BackyardIt was strange to see houses shaped like boxes from the plane. There was so much symmetry and apparent order. I saw alienating fences for the first time. At my father’s duplex that evening upon arrival, the first thing I did was tap on the walls. I had heard that all the houses in America were made out of wood. I didn’t believe it, so now I was confirming in disbelief. In India, our house along with neighbors’ was made out of stone, cement, and bricks. These homes in American seemed as if they could be blown over by a strong gust of wind.

I have always had an intense curiosity and have been very inquisitive, particularly as a child. On my first full day in the U.S., I hurried out in the morning, ready to explore. I had not made it past the duplex front steps when I came across a lady walking by. She turned to me and said “hi!” I stared at her in amazement, and then ran inside to ask my father what this word meant. We were then gradually taught crucial words such as “sorry” and “thank you.” “Sorry” was used for an assortment of situations.

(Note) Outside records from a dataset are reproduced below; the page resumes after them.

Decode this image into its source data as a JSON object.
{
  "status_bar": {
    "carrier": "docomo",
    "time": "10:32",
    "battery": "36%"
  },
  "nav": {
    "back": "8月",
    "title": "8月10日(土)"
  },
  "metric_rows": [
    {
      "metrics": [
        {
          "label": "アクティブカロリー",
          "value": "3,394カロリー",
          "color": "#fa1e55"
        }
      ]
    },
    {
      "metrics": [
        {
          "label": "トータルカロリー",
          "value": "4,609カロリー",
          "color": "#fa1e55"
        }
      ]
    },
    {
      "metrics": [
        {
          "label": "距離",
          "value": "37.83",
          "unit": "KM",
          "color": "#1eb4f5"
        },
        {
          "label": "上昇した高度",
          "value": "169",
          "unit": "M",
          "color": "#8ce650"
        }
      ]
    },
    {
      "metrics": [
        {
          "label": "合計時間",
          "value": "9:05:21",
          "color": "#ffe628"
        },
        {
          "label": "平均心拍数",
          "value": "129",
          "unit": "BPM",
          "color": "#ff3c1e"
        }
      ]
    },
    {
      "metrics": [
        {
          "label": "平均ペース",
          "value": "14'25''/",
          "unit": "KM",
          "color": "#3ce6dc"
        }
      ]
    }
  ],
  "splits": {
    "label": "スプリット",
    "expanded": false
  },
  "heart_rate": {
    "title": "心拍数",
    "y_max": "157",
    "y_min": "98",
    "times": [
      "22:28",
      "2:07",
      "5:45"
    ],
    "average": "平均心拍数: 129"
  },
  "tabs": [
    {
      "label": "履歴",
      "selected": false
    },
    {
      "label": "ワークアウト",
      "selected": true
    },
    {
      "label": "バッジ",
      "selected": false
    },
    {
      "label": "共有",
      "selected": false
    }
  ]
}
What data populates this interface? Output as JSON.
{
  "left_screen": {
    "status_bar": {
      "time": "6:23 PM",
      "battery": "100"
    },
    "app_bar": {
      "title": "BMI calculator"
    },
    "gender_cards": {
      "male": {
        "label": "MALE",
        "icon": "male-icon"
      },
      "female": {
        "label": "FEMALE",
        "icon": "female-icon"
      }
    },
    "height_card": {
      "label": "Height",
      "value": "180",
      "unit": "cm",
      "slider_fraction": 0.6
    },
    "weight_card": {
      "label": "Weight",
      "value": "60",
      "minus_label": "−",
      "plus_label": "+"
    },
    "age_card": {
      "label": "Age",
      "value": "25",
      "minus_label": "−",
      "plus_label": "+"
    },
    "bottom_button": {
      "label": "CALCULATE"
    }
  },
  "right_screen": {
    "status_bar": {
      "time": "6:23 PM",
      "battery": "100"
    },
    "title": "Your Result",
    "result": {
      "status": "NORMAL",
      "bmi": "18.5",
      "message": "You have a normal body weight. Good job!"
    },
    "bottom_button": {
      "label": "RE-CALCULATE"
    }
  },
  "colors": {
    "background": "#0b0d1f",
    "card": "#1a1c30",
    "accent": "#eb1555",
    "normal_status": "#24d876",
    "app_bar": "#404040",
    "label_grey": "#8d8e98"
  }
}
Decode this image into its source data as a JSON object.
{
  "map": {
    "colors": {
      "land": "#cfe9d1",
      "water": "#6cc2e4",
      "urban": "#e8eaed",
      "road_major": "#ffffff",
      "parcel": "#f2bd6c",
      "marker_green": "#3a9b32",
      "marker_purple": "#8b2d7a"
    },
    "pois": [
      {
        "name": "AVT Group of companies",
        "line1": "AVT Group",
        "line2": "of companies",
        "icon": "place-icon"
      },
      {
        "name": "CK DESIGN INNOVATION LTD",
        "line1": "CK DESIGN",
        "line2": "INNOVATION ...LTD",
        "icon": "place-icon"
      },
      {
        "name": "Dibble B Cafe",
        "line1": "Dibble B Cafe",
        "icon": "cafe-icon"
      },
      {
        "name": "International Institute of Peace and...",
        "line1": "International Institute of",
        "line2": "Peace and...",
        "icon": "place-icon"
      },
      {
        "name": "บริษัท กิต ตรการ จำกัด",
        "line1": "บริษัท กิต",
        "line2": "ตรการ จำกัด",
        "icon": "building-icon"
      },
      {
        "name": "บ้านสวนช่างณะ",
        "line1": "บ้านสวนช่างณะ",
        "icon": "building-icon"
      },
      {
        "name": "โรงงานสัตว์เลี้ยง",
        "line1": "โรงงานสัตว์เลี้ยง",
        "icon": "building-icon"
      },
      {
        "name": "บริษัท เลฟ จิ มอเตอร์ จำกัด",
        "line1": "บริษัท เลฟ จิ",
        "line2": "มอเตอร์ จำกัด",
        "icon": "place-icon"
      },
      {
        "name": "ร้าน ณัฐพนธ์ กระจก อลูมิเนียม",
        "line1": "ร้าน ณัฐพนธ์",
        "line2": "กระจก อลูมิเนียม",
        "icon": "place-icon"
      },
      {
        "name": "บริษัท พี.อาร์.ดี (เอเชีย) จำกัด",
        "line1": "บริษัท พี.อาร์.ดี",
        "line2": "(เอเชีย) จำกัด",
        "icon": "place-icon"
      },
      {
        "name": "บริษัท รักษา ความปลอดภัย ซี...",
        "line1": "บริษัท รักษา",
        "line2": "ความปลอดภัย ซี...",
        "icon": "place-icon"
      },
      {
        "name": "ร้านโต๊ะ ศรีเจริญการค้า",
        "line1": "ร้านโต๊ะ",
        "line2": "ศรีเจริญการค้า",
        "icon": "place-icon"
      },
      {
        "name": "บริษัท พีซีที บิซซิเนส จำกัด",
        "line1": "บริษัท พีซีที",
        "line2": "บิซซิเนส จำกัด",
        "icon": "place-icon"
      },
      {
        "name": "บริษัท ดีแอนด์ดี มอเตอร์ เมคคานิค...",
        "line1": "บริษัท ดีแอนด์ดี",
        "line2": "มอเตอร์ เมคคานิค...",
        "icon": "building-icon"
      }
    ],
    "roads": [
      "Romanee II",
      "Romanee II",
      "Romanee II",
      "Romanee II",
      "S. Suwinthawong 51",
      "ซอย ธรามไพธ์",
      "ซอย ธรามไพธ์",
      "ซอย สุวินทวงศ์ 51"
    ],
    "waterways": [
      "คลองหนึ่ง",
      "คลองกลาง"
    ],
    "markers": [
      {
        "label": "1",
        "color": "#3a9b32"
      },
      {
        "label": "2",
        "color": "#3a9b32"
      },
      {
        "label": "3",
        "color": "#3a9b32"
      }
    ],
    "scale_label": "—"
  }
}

Winchester, MA was conservative and it took some adjustment to adapt to the different cultures of not just two countries, but also to a place I felt even more different than I would in some other US cities. I became the oddball kid who didn’t know the language. I might have therefore been considered “stupid.” I must have believed it and took it personally, as I remember crying under a tree during recess because no one would play with me. I think I had decided sometime after that, that I was a freak.

English was a completely new language for me. I had been accustomed to speaking several languages in the village I lived in prior to moving to the US. My friends spoke different languages or dialects of the same. The dialect of my native tongue has no written text. So to write, one used the common north Indian language, Hindi. In school, I was given books about Dick, Jane and Spot. These were challenging as I got stuck in rules such as why the “I” sounds the way it does in “Dick” versus “kite.” Then I discovered soap operas. Finally, English was making sense. I could see the language used in context. What had begun as a mysterious language had begun to unfold. From not knowing simple greetings, I had come to the finer challenges of differentiating the “v” sound from “w.” I would say “wan” and “fiwe” instead of “van” and “five.”

The American food around me seemed rather bland, consisting mostly of what seemed to be boiled vegetables with a seasoning choice of only salt and black pepper. In India, I had grown up with food such as Khichiri (a mixture of lentils, rice, and vegetables), which I now see in healthy gourmet cookbooks. I still normally use more spices than salt and vegetables. My taste in food has stayed mostly the same.